Est-ce que les morts entendent nos louanges ? C’est une question à se poser au château de Versailles, à se poser à chaque fois que l’on visite un monument ou un lieu de l’Histoire, l’un de ces nombreux prodiges de la créativité, de l’ingéniosité et du sublime humains.
Pour être toujours surpris, il faut faire varier ses jours, ses horaires, ses saisons, ses programmes de visite. Choisir, tant la merveille est vaste, de l’aborder à chaque fois par une pièce différente, à l’occasion d’une exposition, pour admirer la restauration ou l’acquisition d’une pièce. Ce jour, c’est un hommage au Caravage et aux tableaux qui ont orné, et ornent toujours, la chambre de Louis XIV, qui a servi de prétexte.
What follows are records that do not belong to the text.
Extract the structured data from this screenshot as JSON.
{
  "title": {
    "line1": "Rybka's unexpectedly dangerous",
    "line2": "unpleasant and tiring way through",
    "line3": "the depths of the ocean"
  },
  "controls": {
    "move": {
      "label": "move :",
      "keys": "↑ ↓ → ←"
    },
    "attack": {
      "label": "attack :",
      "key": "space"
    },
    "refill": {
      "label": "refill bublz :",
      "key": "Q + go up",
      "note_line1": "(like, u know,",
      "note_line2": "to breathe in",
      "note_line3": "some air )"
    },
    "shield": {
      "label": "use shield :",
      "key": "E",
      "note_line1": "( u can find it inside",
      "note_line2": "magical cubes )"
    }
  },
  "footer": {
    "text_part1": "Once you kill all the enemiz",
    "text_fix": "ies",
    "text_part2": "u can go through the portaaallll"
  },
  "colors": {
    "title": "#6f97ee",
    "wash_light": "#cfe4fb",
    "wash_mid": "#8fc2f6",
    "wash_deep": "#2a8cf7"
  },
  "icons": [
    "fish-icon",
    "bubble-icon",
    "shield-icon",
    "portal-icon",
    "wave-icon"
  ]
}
La météo a fait le reste pour l’inspiration de dernière minute.
Au bénéfice d’entretiens encore en cours, l’accès à l’Orangerie a été rendu possible et la surprise a été de taille. Taille est bien le mot tant la superficie de cet abri pour les arbres fruitiers et autres essences exotiques est démesurée. Démesurée et épurée : blancheur de la pierre récemment restaurée, lumière filtrée, tamisée par des baies à petits carreaux qui conservent au lieu sa majesté. Le bruit cristallin du filet d’eau alimentant un puit carré au seuil de ce temple horticole résonnait doucement contre les parois voûtées. Une armée entière aurait pu y siéger sans se piétiner. Quelques statues de marbres, dispersées ici-et-là, dialoguaient en politesses muettes. Dans cette pièce, sans doute plus qu’ailleurs dans ce château, on se trouve doublement aux Portes du Soleil, ce Roi admirable à tant d’égards, qui a su faire de son règne une lumière pour les siècles après lui. Donner tant de lustre à une simple serre d’hiver, la concevoir ouverte sur des jardins somptueux, c’est montrer son souci du fragile et du détail, c’est concevoir l’ingéniosité humaine comme une tension vers la perfection.